Mereka butuh saham yang:
-
Likuid dalam jumlah besar
-
Mudah dibeli tanpa mendorong harga melonjak ekstrem
-
Tidak didominasi segelintir pemegang saham
Jika free float kecil, transaksi besar bisa langsung menggerakkan harga tajam. Itu berisiko bagi manajer investasi global.
Jadi, free float adalah ukuran kualitas likuiditas, bukan sekadar formalitas persentase.
Perbedaan Free Float BEI vs MSCI
Di Indonesia, bursa mengenal istilah saham publik. Namun definisinya lebih longgar dibanding MSCI.
Perbedaan yang sering terjadi:
-
BEI bisa mencatat saham sebagai publik meskipun kepemilikannya terkonsentrasi
-
MSCI menyaring lagi apakah saham itu benar-benar likuid dan tidak bersifat strategis
Akibatnya, angka kepemilikan publik di laporan perusahaan tidak bisa langsung disamakan dengan free float versi MSCI.
Dampak Jika Free Float Naik atau Turun
Perubahan free float bisa berdampak besar saat periode review MSCI.
Jika Free Float Naik
-
FIF meningkat
-
Bobot saham di indeks bisa naik
-
Potensi aliran dana pasif (passive inflow) bertambah
Jika Free Float Turun
-
FIF bisa dipangkas
-
Bobot indeks menyusut
-
Bahkan berisiko keluar dari indeks jika tak lagi memenuhi syarat minimum
Karena itu, struktur kepemilikan saham menjadi perhatian serius bagi perusahaan yang ingin tetap berada di radar investor global.
Strategi Emiten Meningkatkan Free Float
Beberapa aksi korporasi yang umum dilakukan:
1️⃣ Divestasi Saham Pengendali
Pemegang saham mayoritas melepas sebagian saham ke pasar.
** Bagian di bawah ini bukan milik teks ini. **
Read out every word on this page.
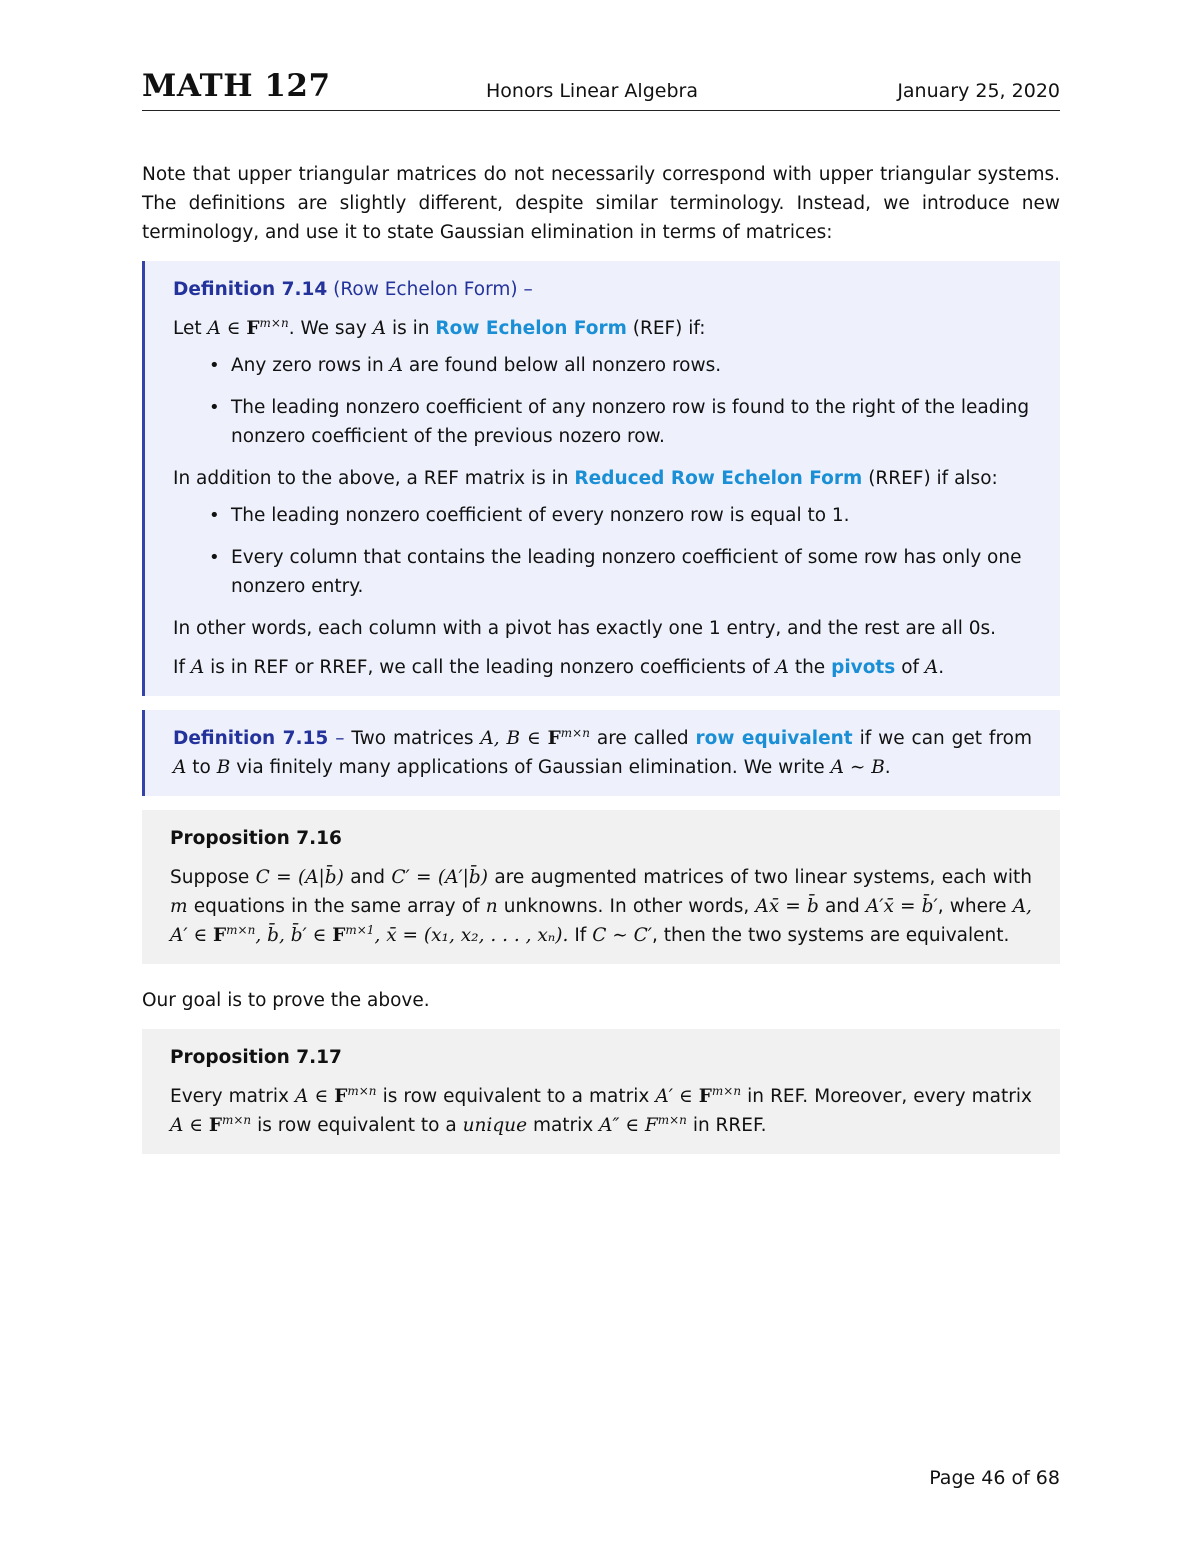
MATH 127	Honors Linear Algebra	January 25, 2020

Note that upper triangular matrices do not necessarily correspond with upper triangular systems. The definitions are slightly different, despite similar terminology. Instead, we introduce new terminology, and use it to state Gaussian elimination in terms of matrices:

Definition 7.14 (Row Echelon Form) –

Let A ∈ $F^{m\times n}$. We say A is in Row Echelon Form (REF) if:

• Any zero rows in A are found below all nonzero rows.
• The leading nonzero coefficient of any nonzero row is found to the right of the leading nonzero coefficient of the previous nozero row.

In addition to the above, a REF matrix is in Reduced Row Echelon Form (RREF) if also:

• The leading nonzero coefficient of every nonzero row is equal to 1.
• Every column that contains the leading nonzero coefficient of some row has only one nonzero entry.

In other words, each column with a pivot has exactly one 1 entry, and the rest are all 0s.

If A is in REF or RREF, we call the leading nonzero coefficients of A the pivots of A.

Definition 7.15 – Two matrices A, B ∈ $F^{m\times n}$ are called row equivalent if we can get from A to B via finitely many applications of Gaussian elimination. We write A ∼ B.

Proposition 7.16

Suppose C = (A|b̄) and C′ = (A′|b̄) are augmented matrices of two linear systems, each with m equations in the same array of n unknowns. In other words, Ax̄ = b̄ and A′x̄ = b̄′, where A, A′ ∈ $F^{m\times n}$, b̄, b̄′ ∈ $F^{m\times 1}$, x̄ = (x₁, x₂, . . . , xₙ). If C ∼ C′, then the two systems are equivalent.

Our goal is to prove the above.

Proposition 7.17

Every matrix A ∈ $F^{m\times n}$ is row equivalent to a matrix A′ ∈ $F^{m\times n}$ in REF. Moreover, every matrix A ∈ $F^{m\times n}$ is row equivalent to a unique matrix A″ ∈ $F^{m\times n}$ in RREF.

Page 46 of 68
2️⃣ Rights Issue yang Diserap Publik
Jika tidak didominasi pemegang saham lama, free float bisa naik signifikan.
3️⃣ Private Placement ke Investor Non-Strategis
Selama bukan pihak terafiliasi, ini bisa dihitung menambah free float.
4️⃣ Secondary Offering
Penjualan saham lama milik pemegang saham besar langsung ke publik.
Stock split biasanya membantu likuiditas perdagangan, tetapi tidak mengubah persentase free float secara langsung.
Jadwal Review MSCI yang Perlu Dipantau
MSCI meninjau komposisi indeks secara berkala:
-
Februari
-
Mei (review terbesar)
-
Agustus
-
November
Menjelang periode ini, perubahan struktur kepemilikan dan free float sering jadi sorotan pasar karena bisa memicu arus dana besar.
Catatan Kecil
Free float MSCI dihitung menggunakan metodologi internal dan bisa berbeda dari data yang terlihat di laporan bursa atau keterbukaan informasi biasa.